El dinero, según El Confidencial estuvo oculto en Uruguay, donde han permanecido en los últimos años hasta que la pesquisa en otra macro causa de corrupción, la Lezo, evidenciaron sus contactos con estructuras de blanqueo en este país.

Zaplana fue detenido este martes a primera hora de la mañana frente a su casa de Valencia por los presuntos delitos de blanqueo, malversación y prevaricación
Desde que dejó de ser el portavoz del Partido Popular (PP), Zaplana se ha movido entre bambalinas en cenáculos políticos y empresariales con su consultora
Durante la investigación de otro sonado hecho de corrupción en España y que involucró a dirigentes del PP y que se conoció como caso Lezo, ya se había descubierto que Zaplana hizo negocios con un abogado uruguayo que se había aliado con ellos para abrir una oficina en España.

LOS TURRONES DE ZAPLANA

La detención de Zaplana supone el primer zarpazo real de la Justicia a una persona a la que el instinto político permitió desarrollar una imparable carrera a lo largo de 17 años, que inició como alcalde y culminó como ministro y portavoz del PP hace una década, cuando se retiró a la empresa privada bajo la sombra de la sospecha sobre su gestión pública.

Lo cierto es que hace muchos años que los modos de proceder del exministro del Partido Popular generaban más que recelo. Su alto nivel de vida siempre llamó la atención a sus compañeros de profesión. Su gestión de lo público también fue cuestionada por muchos medios de comunicación. Sin embargo, muy pocos hablaron de las sombras en la gestión del político valenciano.

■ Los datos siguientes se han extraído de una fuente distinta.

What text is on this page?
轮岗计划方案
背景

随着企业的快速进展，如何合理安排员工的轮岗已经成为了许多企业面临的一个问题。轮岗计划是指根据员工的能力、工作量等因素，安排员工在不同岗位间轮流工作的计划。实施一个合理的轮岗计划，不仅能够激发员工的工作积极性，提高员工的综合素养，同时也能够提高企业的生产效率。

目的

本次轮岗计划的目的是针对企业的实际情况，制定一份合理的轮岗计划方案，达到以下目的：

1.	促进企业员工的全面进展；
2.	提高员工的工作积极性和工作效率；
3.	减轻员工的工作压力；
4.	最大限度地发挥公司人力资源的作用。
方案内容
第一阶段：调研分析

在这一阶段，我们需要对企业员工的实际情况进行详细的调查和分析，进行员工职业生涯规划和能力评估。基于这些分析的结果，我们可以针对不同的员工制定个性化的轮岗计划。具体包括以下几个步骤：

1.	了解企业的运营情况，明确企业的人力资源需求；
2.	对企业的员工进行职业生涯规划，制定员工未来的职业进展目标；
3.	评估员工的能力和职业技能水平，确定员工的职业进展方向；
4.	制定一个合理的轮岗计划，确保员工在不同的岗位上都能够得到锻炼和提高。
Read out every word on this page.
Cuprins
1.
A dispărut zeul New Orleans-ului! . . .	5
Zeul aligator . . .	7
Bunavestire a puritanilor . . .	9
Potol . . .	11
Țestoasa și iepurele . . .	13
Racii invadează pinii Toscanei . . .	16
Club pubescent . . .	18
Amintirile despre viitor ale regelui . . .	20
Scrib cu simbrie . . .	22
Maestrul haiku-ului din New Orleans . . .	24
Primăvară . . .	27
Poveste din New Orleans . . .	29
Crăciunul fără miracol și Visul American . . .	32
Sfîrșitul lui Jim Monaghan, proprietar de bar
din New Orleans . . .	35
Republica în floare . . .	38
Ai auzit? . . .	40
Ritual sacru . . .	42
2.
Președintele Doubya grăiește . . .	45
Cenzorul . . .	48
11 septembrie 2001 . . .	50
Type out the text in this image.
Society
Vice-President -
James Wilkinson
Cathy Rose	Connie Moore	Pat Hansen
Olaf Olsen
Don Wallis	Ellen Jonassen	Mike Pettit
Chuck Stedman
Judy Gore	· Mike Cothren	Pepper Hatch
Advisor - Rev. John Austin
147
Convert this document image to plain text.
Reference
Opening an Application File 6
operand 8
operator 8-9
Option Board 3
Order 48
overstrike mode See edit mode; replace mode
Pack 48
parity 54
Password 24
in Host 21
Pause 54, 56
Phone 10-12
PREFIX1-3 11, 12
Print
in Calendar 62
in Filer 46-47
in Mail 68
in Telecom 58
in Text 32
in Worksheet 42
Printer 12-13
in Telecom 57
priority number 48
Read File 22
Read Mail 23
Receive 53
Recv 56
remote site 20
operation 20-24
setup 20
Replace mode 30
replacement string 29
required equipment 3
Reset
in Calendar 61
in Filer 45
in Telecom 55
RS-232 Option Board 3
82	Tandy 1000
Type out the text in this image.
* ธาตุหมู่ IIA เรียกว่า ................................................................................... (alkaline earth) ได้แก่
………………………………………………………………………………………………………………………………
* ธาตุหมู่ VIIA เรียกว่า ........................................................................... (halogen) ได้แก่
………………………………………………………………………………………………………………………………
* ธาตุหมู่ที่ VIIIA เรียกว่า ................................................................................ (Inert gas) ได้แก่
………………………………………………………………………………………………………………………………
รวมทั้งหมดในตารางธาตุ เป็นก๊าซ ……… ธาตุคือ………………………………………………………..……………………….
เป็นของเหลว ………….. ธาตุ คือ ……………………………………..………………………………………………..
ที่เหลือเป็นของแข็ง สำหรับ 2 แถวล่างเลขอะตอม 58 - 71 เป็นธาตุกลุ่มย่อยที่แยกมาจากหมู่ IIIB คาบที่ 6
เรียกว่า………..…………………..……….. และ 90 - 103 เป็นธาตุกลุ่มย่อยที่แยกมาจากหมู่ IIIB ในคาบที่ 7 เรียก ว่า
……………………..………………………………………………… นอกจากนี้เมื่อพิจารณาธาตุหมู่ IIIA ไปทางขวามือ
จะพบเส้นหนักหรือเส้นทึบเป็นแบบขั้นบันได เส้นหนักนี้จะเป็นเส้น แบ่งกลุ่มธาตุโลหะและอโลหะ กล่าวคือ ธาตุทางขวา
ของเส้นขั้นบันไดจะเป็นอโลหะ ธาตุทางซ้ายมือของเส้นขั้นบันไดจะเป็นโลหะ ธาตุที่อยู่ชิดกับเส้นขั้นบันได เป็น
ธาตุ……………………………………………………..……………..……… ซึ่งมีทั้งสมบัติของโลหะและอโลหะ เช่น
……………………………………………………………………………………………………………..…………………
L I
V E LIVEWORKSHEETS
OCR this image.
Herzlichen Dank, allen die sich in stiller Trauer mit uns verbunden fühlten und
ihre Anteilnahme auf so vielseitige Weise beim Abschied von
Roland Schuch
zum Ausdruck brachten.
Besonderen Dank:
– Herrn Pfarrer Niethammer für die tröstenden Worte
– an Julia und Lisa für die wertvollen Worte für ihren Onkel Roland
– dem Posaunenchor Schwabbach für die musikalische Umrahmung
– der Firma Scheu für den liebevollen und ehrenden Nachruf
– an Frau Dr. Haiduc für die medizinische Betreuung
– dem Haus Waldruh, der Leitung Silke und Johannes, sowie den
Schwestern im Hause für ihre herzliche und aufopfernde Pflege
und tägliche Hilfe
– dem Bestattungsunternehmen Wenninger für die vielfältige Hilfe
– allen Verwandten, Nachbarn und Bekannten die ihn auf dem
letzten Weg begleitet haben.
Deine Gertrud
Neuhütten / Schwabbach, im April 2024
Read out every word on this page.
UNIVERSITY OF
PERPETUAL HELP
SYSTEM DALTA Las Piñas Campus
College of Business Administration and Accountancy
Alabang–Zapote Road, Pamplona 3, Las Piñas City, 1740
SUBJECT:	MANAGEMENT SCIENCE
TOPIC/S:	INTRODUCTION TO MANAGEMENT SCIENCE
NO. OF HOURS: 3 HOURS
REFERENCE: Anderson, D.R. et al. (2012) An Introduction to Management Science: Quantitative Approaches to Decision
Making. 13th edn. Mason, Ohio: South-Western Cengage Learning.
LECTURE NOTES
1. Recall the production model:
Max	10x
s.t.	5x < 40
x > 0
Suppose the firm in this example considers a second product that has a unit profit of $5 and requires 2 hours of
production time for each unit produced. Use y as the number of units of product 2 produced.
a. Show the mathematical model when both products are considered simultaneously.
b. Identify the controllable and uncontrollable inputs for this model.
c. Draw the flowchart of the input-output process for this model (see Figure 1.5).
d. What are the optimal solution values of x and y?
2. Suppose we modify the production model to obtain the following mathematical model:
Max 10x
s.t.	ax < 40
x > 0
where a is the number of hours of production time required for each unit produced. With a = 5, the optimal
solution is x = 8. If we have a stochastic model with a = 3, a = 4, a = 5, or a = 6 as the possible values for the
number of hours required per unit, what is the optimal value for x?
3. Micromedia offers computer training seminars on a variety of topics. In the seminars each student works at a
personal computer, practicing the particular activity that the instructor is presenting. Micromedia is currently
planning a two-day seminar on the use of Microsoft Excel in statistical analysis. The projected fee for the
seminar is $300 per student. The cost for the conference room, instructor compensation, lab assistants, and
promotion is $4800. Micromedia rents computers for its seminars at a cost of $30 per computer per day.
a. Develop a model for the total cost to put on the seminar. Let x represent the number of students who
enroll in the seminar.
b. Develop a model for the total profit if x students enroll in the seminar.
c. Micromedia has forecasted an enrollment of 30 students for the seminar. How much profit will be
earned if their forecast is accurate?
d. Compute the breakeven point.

Y es que, aunque Zaplana acabó siendo detenido por blanqueo de capitales, malversación y prevaricación, el exministro de José María Aznar ya era noticia a comienzos de los años 2000 por el mal uso que hacía del dinero público.

Uno de los ejemplos más escandalosos, según El Plural, guarda relación con su etapa en el Ministerio de Trabajo. Entonces Zaplana decidió gastarse 55.000 euros en turrones. El exdirigente del PP enviaba este manjar en acicaladas cajitas de madera a decenas de periodistas. Exquisitos dulces de la marca Picó que en total superaban las cuatro toneladas.

Derroche de dinero público que avergonzó al Gobierno de José Luis Rodríguez Zapatero. De hecho, en 2004, cuando José Caldera sustituyó a Zaplana al frente del ministerio, el socialista rehusó pagar tres facturas de turrón. El impago se produjo porque el nuevo equipo ministerial no encontró los certificados que justificaran ese gasto ni logró que nadie lo validara en los meses siguientes.

El fin de las offshore en Gran Bretaña

El Parlamento británico aprobará una ley que obligará a sus paraísos fiscales a publicar los nombres de los propietarios finales que están detrás de todas las empresas que albergan.

El gobierno de Theresa May se prepara para implementar nuevas medidas que obligarán antes de finales de 2020 a los territorios británicos de ultramar a revelar los nombres de los propietarios finales de empresas registradas en sus 14 paraísos fiscales 'offshore'.

Si estos territorios no acatan la medida, Londres impondría la legislación unilateralmente. Inicialmente el gobierno de Theresa May era reacio a imponer esta legislación a sus territorios de ultramar. El proyecto de ley tiene muchas probabilidades de ser aprobado esta semana, ya que cuenta con el apoyo de un gran número de diputados conservadores y laboristas.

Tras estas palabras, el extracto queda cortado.